Für diese Regelung kommen abgesehen von der Änderung der Bürstenstellung beim Déri-Motor für den Vollbahnbetrieb zwei Möglichkeiten in Betracht, nämlich die Verwendung von Stufentransformatoren oder von Zusatztransformatoren. Letztere können mit festen oder verdrehbaren Wicklungen (Induktionsregler) ausgestattet sein.

a) Stufentransformatoren.

Die Sekundärwicklung des Transformators ist mit einer der Zahl der gewünschten Spannungsstufen entsprechenden Zahl von Abzweigungen versehen. Soll nun die Motorspannung geändert werden, so muß der Anschluß des Motors von der einen nach der anderen Abzweigung verlegt werden, ähnlich wie der bekannte Zellenschalter im Akkumulatorenbetrieb den Netzanschluß von der einen zur nächsten Schaltzelle verlegt. Ebenso wie beim Zellenschalter beim Übergang von einer zur anderen Schaltzelle ein Kurzschluß der abzuschaltenden Zelle eintritt, so tritt auch beim Stufentransformator beim Übergang von der einen zur nächsten Stufe ein Kurzschluß der zwischen den beiden Abzweigungen hegenden Transformatorabteilung auf, den man in ähnlicher Weise, wie es beim Zellenschalter bekannt ist, durch Schaltwiderstände begrenzen kann.

An einigen Beispielen soll der Schaltvorgang erläutert werden. In Fig. 184 ist T der Haupttransformator, A eine Drosselspule, die als Spannungsteiler wirkt, und M der Motor. Es sei zunächst Schalter a und m geschlossen, so daß M die volle Transformatorspannung erhält. Um die Spannung ohne Stromunterbrechung zu erniedrigen, wird b eingeschaltet und m geöffnet; jetzt ist die Windungsabteilung, welche zwischen a und b liegt, durch A geschlossen; darauf wird a geöffnet und n eingeschaltet, so daß nunmehr M unter der der Abzweigung b entsprechenden Spannung steht.

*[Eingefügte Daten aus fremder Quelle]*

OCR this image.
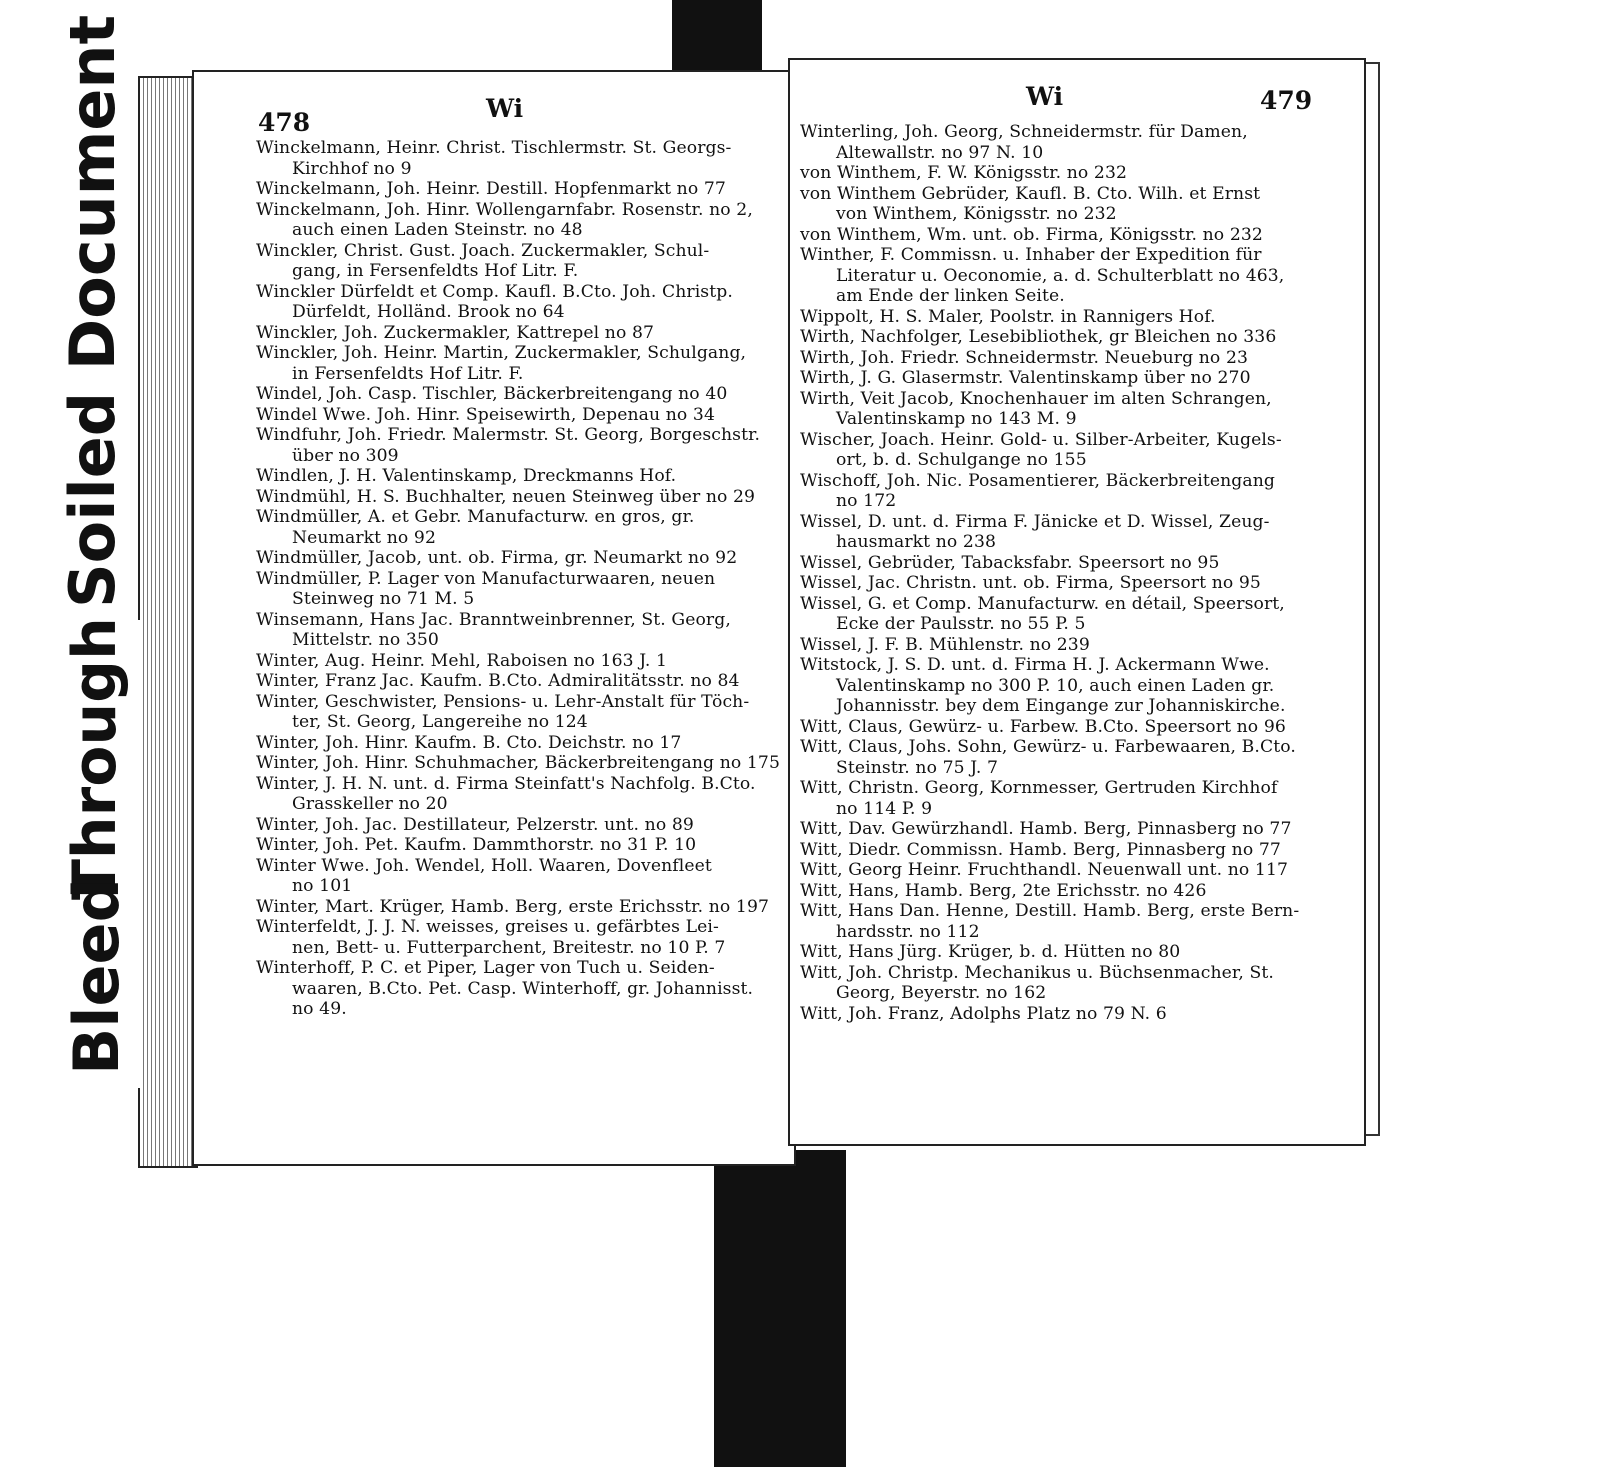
Soiled Document
Through
Bleed
478	Wi
Winckelmann, Heinr. Christ. Tischlermstr. St. Georgs-
Kirchhof no 9
Winckelmann, Joh. Heinr. Destill. Hopfenmarkt no 77
Winckelmann, Joh. Hinr. Wollengarnfabr. Rosenstr. no 2,
auch einen Laden Steinstr. no 48
Winckler, Christ. Gust. Joach. Zuckermakler, Schul-
gang, in Fersenfeldts Hof Litr. F.
Winckler Dürfeldt et Comp. Kaufl. B.Cto. Joh. Christp.
Dürfeldt, Holländ. Brook no 64
Winckler, Joh. Zuckermakler, Kattrepel no 87
Winckler, Joh. Heinr. Martin, Zuckermakler, Schulgang,
in Fersenfeldts Hof Litr. F.
Windel, Joh. Casp. Tischler, Bäckerbreitengang no 40
Windel Wwe. Joh. Hinr. Speisewirth, Depenau no 34
Windfuhr, Joh. Friedr. Malermstr. St. Georg, Borgeschstr.
über no 309
Windlen, J. H. Valentinskamp, Dreckmanns Hof.
Windmühl, H. S. Buchhalter, neuen Steinweg über no 29
Windmüller, A. et Gebr. Manufacturw. en gros, gr.
Neumarkt no 92
Windmüller, Jacob, unt. ob. Firma, gr. Neumarkt no 92
Windmüller, P. Lager von Manufacturwaaren, neuen
Steinweg no 71 M. 5
Winsemann, Hans Jac. Branntweinbrenner, St. Georg,
Mittelstr. no 350
Winter, Aug. Heinr. Mehl, Raboisen no 163 J. 1
Winter, Franz Jac. Kaufm. B.Cto. Admiralitätsstr. no 84
Winter, Geschwister, Pensions- u. Lehr-Anstalt für Töch-
ter, St. Georg, Langereihe no 124
Winter, Joh. Hinr. Kaufm. B. Cto. Deichstr. no 17
Winter, Joh. Hinr. Schuhmacher, Bäckerbreitengang no 175
Winter, J. H. N. unt. d. Firma Steinfatt's Nachfolg. B.Cto.
Grasskeller no 20
Winter, Joh. Jac. Destillateur, Pelzerstr. unt. no 89
Winter, Joh. Pet. Kaufm. Dammthorstr. no 31 P. 10
Winter Wwe. Joh. Wendel, Holl. Waaren, Dovenfleet
no 101
Winter, Mart. Krüger, Hamb. Berg, erste Erichsstr. no 197
Winterfeldt, J. J. N. weisses, greises u. gefärbtes Lei-
nen, Bett- u. Futterparchent, Breitestr. no 10 P. 7
Winterhoff, P. C. et Piper, Lager von Tuch u. Seiden-
waaren, B.Cto. Pet. Casp. Winterhoff, gr. Johannisst.
no 49.
Wi	479
Winterling, Joh. Georg, Schneidermstr. für Damen,
Altewallstr. no 97 N. 10
von Winthem, F. W. Königsstr. no 232
von Winthem Gebrüder, Kaufl. B. Cto. Wilh. et Ernst
von Winthem, Königsstr. no 232
von Winthem, Wm. unt. ob. Firma, Königsstr. no 232
Winther, F. Commissn. u. Inhaber der Expedition für
Literatur u. Oeconomie, a. d. Schulterblatt no 463,
am Ende der linken Seite.
Wippolt, H. S. Maler, Poolstr. in Rannigers Hof.
Wirth, Nachfolger, Lesebibliothek, gr Bleichen no 336
Wirth, Joh. Friedr. Schneidermstr. Neueburg no 23
Wirth, J. G. Glasermstr. Valentinskamp über no 270
Wirth, Veit Jacob, Knochenhauer im alten Schrangen,
Valentinskamp no 143 M. 9
Wischer, Joach. Heinr. Gold- u. Silber-Arbeiter, Kugels-
ort, b. d. Schulgange no 155
Wischoff, Joh. Nic. Posamentierer, Bäckerbreitengang
no 172
Wissel, D. unt. d. Firma F. Jänicke et D. Wissel, Zeug-
hausmarkt no 238
Wissel, Gebrüder, Tabacksfabr. Speersort no 95
Wissel, Jac. Christn. unt. ob. Firma, Speersort no 95
Wissel, G. et Comp. Manufacturw. en détail, Speersort,
Ecke der Paulsstr. no 55 P. 5
Wissel, J. F. B. Mühlenstr. no 239
Witstock, J. S. D. unt. d. Firma H. J. Ackermann Wwe.
Valentinskamp no 300 P. 10, auch einen Laden gr.
Johannisstr. bey dem Eingange zur Johanniskirche.
Witt, Claus, Gewürz- u. Farbew. B.Cto. Speersort no 96
Witt, Claus, Johs. Sohn, Gewürz- u. Farbewaaren, B.Cto.
Steinstr. no 75 J. 7
Witt, Christn. Georg, Kornmesser, Gertruden Kirchhof
no 114 P. 9
Witt, Dav. Gewürzhandl. Hamb. Berg, Pinnasberg no 77
Witt, Diedr. Commissn. Hamb. Berg, Pinnasberg no 77
Witt, Georg Heinr. Fruchthandl. Neuenwall unt. no 117
Witt, Hans, Hamb. Berg, 2te Erichsstr. no 426
Witt, Hans Dan. Henne, Destill. Hamb. Berg, erste Bern-
hardsstr. no 112
Witt, Hans Jürg. Krüger, b. d. Hütten no 80
Witt, Joh. Christp. Mechanikus u. Büchsenmacher, St.
Georg, Beyerstr. no 162
Witt, Joh. Franz, Adolphs Platz no 79 N. 6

Bei Verwendung von zwei Motoren ist die in Fig. 185 dargestellte Schaltung anwendbar. Die beiden Transformatoren liegen vermittelst der Leitung o an der Oberleitung; R ist ein Schaltwiderstand. Beim Übergang von der niedrigsten Schaltstufe a resp. a' zur nächst höheren b resp. b' ergeben sich folgende Zwischenschaltungen.

1. Stufe: a a' geschlossen, R stromlos, beide Motoren haben gleiche Spannung.
2. Stufe: a offen, a' geschlossen; Strom fließt aus Stufe a' des Transformators T2 unmittelbar in den Motor M2 und über R und m nach M1. Die Spannung an ist um den Abfall in R kleiner als die an M2 herrschende.
3. Stufe: a' und b eingeschaltet. Motor bekommt Strom aus T1 und ebenso Motor M2 über R und m. Jetzt ist die Spannung an Motor M2 kleiner als die an herrschende. Außerdem fließt ein Kurzschlußstrom aus T1 über b, R, a' und m, der durch R begrenzt wird.
4. Stufe: a’ offen, b' eingeschaltet. Jeder Motor erhält jetzt die gleiche, den eingeschalteten Abteilungen b und b' entsprechende Spannung und R ist stromlos.

b) Induktionsregler.

Das Bestreben, die Änderung der Motorspannung nicht sprunghaft, sondern allmählich zu bewirken, führte zur Verwendung der sog. Induktionsregler, als welche man Transformatoren mit drehbarer Primär- oder Sekundärspule bezeichnet.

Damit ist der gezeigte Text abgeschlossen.